Strictly speaking, we are performing arithmetics not in the field, but in its ring of integers or in some subring / order.
Then a non-trivial representation $7 = st$ with $s, t$ non-units would lead to $7^2 = N(7)=N(st)=N(s)\, N(t)$, and the only way to arrange for two non-unit norms would be with $N(s) = N(t) = 7$. So one can equivalently search for such elements without asking sage to factor. The search is quickly done for small values to be factorized. And there is in general a quick theoretical answer if a prime $p$ is of the shape $a^2 +13 b^2$ (in a non-trivial way). We look at
$p=a^2 +13 b^2$ as an equality in integers and pass modulo $13$. So $p$ must be a quadratic residue modulo $13$ if there is such a representation. And the theory takes care of the other direction. For our situation we have the choice to alternatively ask for:
sage: legendre_symbol( 7, 13 )
-1
sage: jacobi_symbol( 7, 13 )
-1
sage: kronecker_symbol( 7, 13 )
-1
sage: GF(13)(7).is_square()
False
(For an order we have to continue investigations.)

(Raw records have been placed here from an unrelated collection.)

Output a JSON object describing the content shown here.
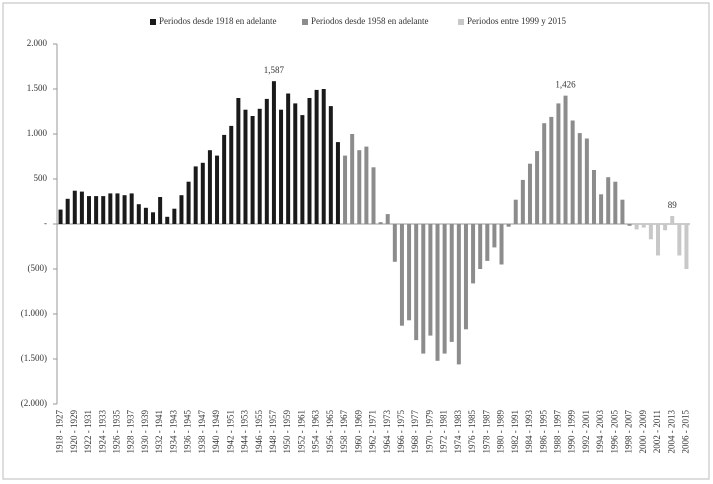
{
  "chart_data": {
    "type": "bar",
    "categories": [
      "1918 - 1927",
      null,
      "1920 - 1929",
      null,
      "1922 - 1931",
      null,
      "1924 - 1933",
      null,
      "1926 - 1935",
      null,
      "1928 - 1937",
      null,
      "1930 - 1939",
      null,
      "1932 - 1941",
      null,
      "1934 - 1943",
      null,
      "1936 - 1945",
      null,
      "1938 - 1947",
      null,
      "1940 - 1949",
      null,
      "1942 - 1951",
      null,
      "1944 - 1953",
      null,
      "1946 - 1955",
      null,
      "1948 - 1957",
      null,
      "1950 - 1959",
      null,
      "1952 - 1961",
      null,
      "1954 - 1963",
      null,
      "1956 - 1965",
      null,
      "1958 - 1967",
      null,
      "1960 - 1969",
      null,
      "1962 - 1971",
      null,
      "1964 - 1973",
      null,
      "1966 - 1975",
      null,
      "1968 - 1977",
      null,
      "1970 - 1979",
      null,
      "1972 - 1981",
      null,
      "1974 - 1983",
      null,
      "1976 - 1985",
      null,
      "1978 - 1987",
      null,
      "1980 - 1989",
      null,
      "1982 - 1991",
      null,
      "1984 - 1993",
      null,
      "1986 - 1995",
      null,
      "1988 - 1997",
      null,
      "1990 - 1999",
      null,
      "1992 - 2001",
      null,
      "1994 - 2003",
      null,
      "1996 - 2005",
      null,
      "1998 - 2007",
      null,
      "2000 - 2009",
      null,
      "2002 - 2011",
      null,
      "2004 - 2013",
      null,
      "2006 - 2015"
    ],
    "series": [
      {
        "name": "Periodos desde 1918 en adelante",
        "color": "#1a1a1a",
        "values": [
          160,
          280,
          370,
          360,
          310,
          310,
          310,
          340,
          340,
          320,
          340,
          220,
          180,
          130,
          300,
          80,
          170,
          320,
          470,
          640,
          680,
          820,
          760,
          990,
          1090,
          1400,
          1270,
          1200,
          1280,
          1390,
          1587,
          1270,
          1450,
          1340,
          1210,
          1400,
          1490,
          1500,
          1310,
          910,
          null,
          null,
          null,
          null,
          null,
          null,
          null,
          null,
          null,
          null,
          null,
          null,
          null,
          null,
          null,
          null,
          null,
          null,
          null,
          null,
          null,
          null,
          null,
          null,
          null,
          null,
          null,
          null,
          null,
          null,
          null,
          null,
          null,
          null,
          null,
          null,
          null,
          null,
          null,
          null,
          null,
          null,
          null,
          null,
          null,
          null,
          null,
          null,
          null
        ],
        "value_labels": [
          null,
          null,
          null,
          null,
          null,
          null,
          null,
          null,
          null,
          null,
          null,
          null,
          null,
          null,
          null,
          null,
          null,
          null,
          null,
          null,
          null,
          null,
          null,
          null,
          null,
          null,
          null,
          null,
          null,
          null,
          "1,587",
          null,
          null,
          null,
          null,
          null,
          null,
          null,
          null,
          null,
          null,
          null,
          null,
          null,
          null,
          null,
          null,
          null,
          null,
          null,
          null,
          null,
          null,
          null,
          null,
          null,
          null,
          null,
          null,
          null,
          null,
          null,
          null,
          null,
          null,
          null,
          null,
          null,
          null,
          null,
          null,
          null,
          null,
          null,
          null,
          null,
          null,
          null,
          null,
          null,
          null,
          null,
          null,
          null,
          null,
          null,
          null,
          null,
          null
        ]
      },
      {
        "name": "Periodos desde 1958 en adelante",
        "color": "#8c8c8c",
        "values": [
          null,
          null,
          null,
          null,
          null,
          null,
          null,
          null,
          null,
          null,
          null,
          null,
          null,
          null,
          null,
          null,
          null,
          null,
          null,
          null,
          null,
          null,
          null,
          null,
          null,
          null,
          null,
          null,
          null,
          null,
          null,
          null,
          null,
          null,
          null,
          null,
          null,
          null,
          null,
          null,
          760,
          1000,
          820,
          860,
          630,
          20,
          110,
          -420,
          -1130,
          -1070,
          -1290,
          -1440,
          -1240,
          -1520,
          -1440,
          -1310,
          -1560,
          -1170,
          -660,
          -500,
          -410,
          -260,
          -450,
          -30,
          270,
          490,
          670,
          810,
          1120,
          1190,
          1340,
          1426,
          1150,
          1010,
          950,
          600,
          330,
          520,
          470,
          270,
          -20,
          null,
          null,
          null,
          null,
          null,
          null,
          null,
          null
        ],
        "value_labels": [
          null,
          null,
          null,
          null,
          null,
          null,
          null,
          null,
          null,
          null,
          null,
          null,
          null,
          null,
          null,
          null,
          null,
          null,
          null,
          null,
          null,
          null,
          null,
          null,
          null,
          null,
          null,
          null,
          null,
          null,
          null,
          null,
          null,
          null,
          null,
          null,
          null,
          null,
          null,
          null,
          null,
          null,
          null,
          null,
          null,
          null,
          null,
          null,
          null,
          null,
          null,
          null,
          null,
          null,
          null,
          null,
          null,
          null,
          null,
          null,
          null,
          null,
          null,
          null,
          null,
          null,
          null,
          null,
          null,
          null,
          null,
          "1,426",
          null,
          null,
          null,
          null,
          null,
          null,
          null,
          null,
          null,
          null,
          null,
          null,
          null,
          null,
          null,
          null,
          null
        ]
      },
      {
        "name": "Periodos entre 1999 y 2015",
        "color": "#c8c8c8",
        "values": [
          null,
          null,
          null,
          null,
          null,
          null,
          null,
          null,
          null,
          null,
          null,
          null,
          null,
          null,
          null,
          null,
          null,
          null,
          null,
          null,
          null,
          null,
          null,
          null,
          null,
          null,
          null,
          null,
          null,
          null,
          null,
          null,
          null,
          null,
          null,
          null,
          null,
          null,
          null,
          null,
          null,
          null,
          null,
          null,
          null,
          null,
          null,
          null,
          null,
          null,
          null,
          null,
          null,
          null,
          null,
          null,
          null,
          null,
          null,
          null,
          null,
          null,
          null,
          null,
          null,
          null,
          null,
          null,
          null,
          null,
          null,
          null,
          null,
          null,
          null,
          null,
          null,
          null,
          null,
          null,
          null,
          -60,
          -40,
          -170,
          -350,
          -70,
          89,
          -350,
          -500
        ],
        "value_labels": [
          null,
          null,
          null,
          null,
          null,
          null,
          null,
          null,
          null,
          null,
          null,
          null,
          null,
          null,
          null,
          null,
          null,
          null,
          null,
          null,
          null,
          null,
          null,
          null,
          null,
          null,
          null,
          null,
          null,
          null,
          null,
          null,
          null,
          null,
          null,
          null,
          null,
          null,
          null,
          null,
          null,
          null,
          null,
          null,
          null,
          null,
          null,
          null,
          null,
          null,
          null,
          null,
          null,
          null,
          null,
          null,
          null,
          null,
          null,
          null,
          null,
          null,
          null,
          null,
          null,
          null,
          null,
          null,
          null,
          null,
          null,
          null,
          null,
          null,
          null,
          null,
          null,
          null,
          null,
          null,
          null,
          null,
          null,
          null,
          null,
          null,
          "89",
          null,
          null
        ]
      }
    ],
    "ylim": [
      -2000,
      2000
    ],
    "yticks": [
      {
        "value": 2000,
        "label": "2.000"
      },
      {
        "value": 1500,
        "label": "1.500"
      },
      {
        "value": 1000,
        "label": "1.000"
      },
      500,
      {
        "value": 0,
        "label": "-"
      },
      {
        "value": -500,
        "label": "(500)"
      },
      {
        "value": -1000,
        "label": "(1.000)"
      },
      {
        "value": -1500,
        "label": "(1.500)"
      },
      {
        "value": -2000,
        "label": "(2.000)"
      }
    ],
    "legend": "top"
  }
}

There does not seem to be such a functionality implemented yet. A side note is that what you want is probably to decide whether a given element is prime in the ring of integers of your number field. You can construct it using "sage: R = S.rings_of_integers()". Still there is no is_irreducible method for rings of integers of number fields.